Does Using the Car for Commercial Purposes Mean I’m Not Going to Be Covered?

Actually, in the early days of Uber, this was a real problem. Here’s why: Many personal auto insurance providers do not cover any period when the vehicle is being used for commercial activities. That meant that no, you weren’t covered at all during an Uber ride. 

This obviously posed a serious problem. Thankfully, Uber addressed it by getting their own insurance coverage, which covers you in the event of an accident. Also, many insurance companies have begun offering special rideshare policies, which help to cover the gray areas between personal and commercial use that are created by ridesharing. 

What Does Uber’s Insurance Cover?

If the accident occurs during a trip, property damage and injuries are covered up to $1 million. In addition, it also covers you if the other party isn’t insured—if the state legally requires uninsured driver coverage.

If it doesn’t, then it’s a good idea to get a ridesharing insurance plan that has it, just in case. If you maintain comprehensive/collision coverage on your vehicle via your traditional or ridesharing policy, Uber will also cover those damages up to the value of the vehicle. This coverage does have a $1,000 deductible, however. 

So, the good news is that if you are a passenger taking an Uber ride, your needs will almost certainly be fully covered. However, as a driver, the coverage varies significantly depending on what you were doing at the time.

For example, if you are signed in and waiting for a new customer, the coverage is reduced to $50,000 per person for injuries, with a limit of $100,000 per accident. Property damage is covered up to $25,000. 

Should All Drivers Get Ridesharing Insurance? 

For the most part, Uber’s insurance will cover as much or more than the average personal plan, so it’s not strictly necessary to get ridesharing insurance. However, if your state doesn’t require uninsured driver coverage, it’s worth thinking about.
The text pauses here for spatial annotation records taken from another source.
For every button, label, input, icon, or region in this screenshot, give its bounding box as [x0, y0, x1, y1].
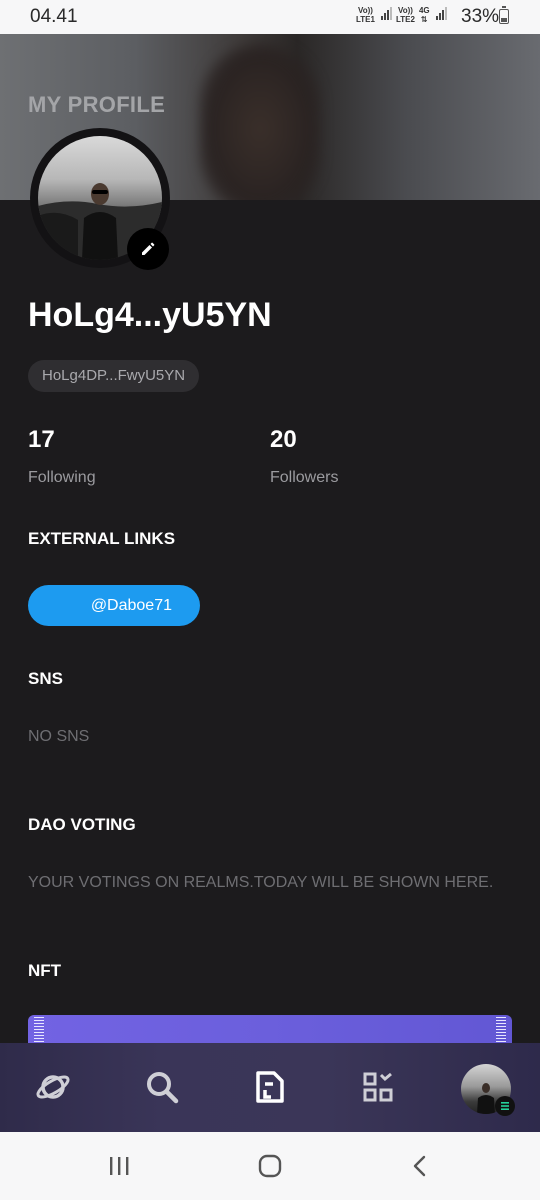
recents-icon: [110, 1157, 129, 1175]
twitter-link-button[interactable]: @Daboe71: [28, 585, 200, 626]
following-count[interactable]: 17: [28, 426, 55, 454]
system-navigation-bar: [0, 1132, 540, 1200]
network-indicator: 4G ⇅: [419, 6, 430, 24]
qr-scan-icon: [363, 1072, 393, 1102]
sns-empty-text: NO SNS: [28, 728, 90, 745]
data-arrows-icon: ⇅: [420, 15, 428, 24]
followers-label[interactable]: Followers: [270, 469, 338, 487]
back-button[interactable]: [400, 1152, 440, 1180]
pencil-icon: [142, 242, 155, 255]
signal-bars-icon: [380, 6, 392, 20]
sim2-indicator: Vo)) LTE2: [396, 6, 415, 24]
nft-card-edge-left: [34, 1017, 44, 1043]
status-time: 04.41: [30, 6, 78, 27]
recent-apps-button[interactable]: [99, 1152, 139, 1180]
nav-scan[interactable]: [356, 1065, 400, 1109]
solana-icon: [501, 1102, 509, 1110]
battery-icon: [499, 6, 509, 24]
home-icon: [258, 1154, 282, 1178]
wallet-address-chip[interactable]: HoLg4DP...FwyU5YN: [28, 360, 200, 392]
sim1-indicator: Vo)) LTE1: [356, 6, 375, 24]
followers-count[interactable]: 20: [270, 426, 297, 454]
dao-voting-heading: DAO VOTING: [28, 815, 136, 834]
document-edit-icon: [256, 1071, 284, 1103]
network-type-label: 4G: [418, 6, 430, 15]
back-chevron-icon: [413, 1155, 426, 1177]
dao-voting-empty-text: YOUR VOTINGS ON REALMS.TODAY WILL BE SHO…: [28, 874, 494, 891]
nft-card-edge-right: [496, 1017, 506, 1043]
planet-icon: [36, 1075, 70, 1099]
sim1-lte-label: LTE1: [356, 15, 375, 24]
signal-bars-icon: [435, 6, 447, 20]
solana-badge: [495, 1096, 515, 1116]
nft-heading: NFT: [28, 961, 62, 980]
edit-avatar-button[interactable]: [127, 228, 169, 270]
twitter-handle: @Daboe71: [90, 596, 172, 614]
profile-name: HoLg4...yU5YN: [28, 296, 272, 334]
status-bar: 04.41 Vo)) LTE1 Vo)) LTE2 4G ⇅ 33%: [0, 0, 540, 34]
external-links-heading: EXTERNAL LINKS: [28, 529, 176, 548]
page-title: MY PROFILE: [28, 92, 166, 117]
following-label[interactable]: Following: [28, 469, 96, 487]
sns-heading: SNS: [28, 669, 63, 688]
battery-percent: 33%: [461, 6, 500, 27]
nav-documents[interactable]: [248, 1065, 292, 1109]
nav-explore[interactable]: [31, 1065, 75, 1109]
profile-screen: 04.41 Vo)) LTE1 Vo)) LTE2 4G ⇅ 33% MY PR…: [0, 0, 540, 1200]
sim2-lte-label: LTE2: [395, 15, 415, 24]
bottom-navigation: [0, 1043, 540, 1132]
signal-indicators: Vo)) LTE1 Vo)) LTE2 4G ⇅: [356, 6, 447, 24]
home-button[interactable]: [250, 1152, 290, 1180]
sim2-volte-label: Vo)): [397, 6, 413, 15]
nav-search[interactable]: [140, 1065, 184, 1109]
search-icon: [147, 1072, 179, 1104]
sim1-volte-label: Vo)): [358, 6, 373, 15]
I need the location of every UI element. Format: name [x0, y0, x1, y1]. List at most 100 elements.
The best thing you can do is contact your insurance agent. Send them a copy of Uber’s insurance coverage as provided by the company. Your agent will be able to look at both your plan and Uber’s plan and figure out if there are any serious gaps that need to be covered by an alternate type of insurance. 

With any luck, that answer will be “No.” But if comparing the policies reveals that you are vulnerable to being sued and lacking coverage in some common situation while working for Uber, you’ll be very happy that you went ahead and found out before an accident. 

After all, by the side of the road, after an accident is a really terrible time and place to find out that your insurance coverage wasn’t quite as good as you thought it was. 

If you are unlucky enough to get in an accident during an Uber ride, whether as a passenger or a driver, it’s a good idea to contact your personal or ridesharing car insurance company immediately. You’ll also want to contact Uber’s customer support through the app so that they are aware of the accident and can contact their insurance company.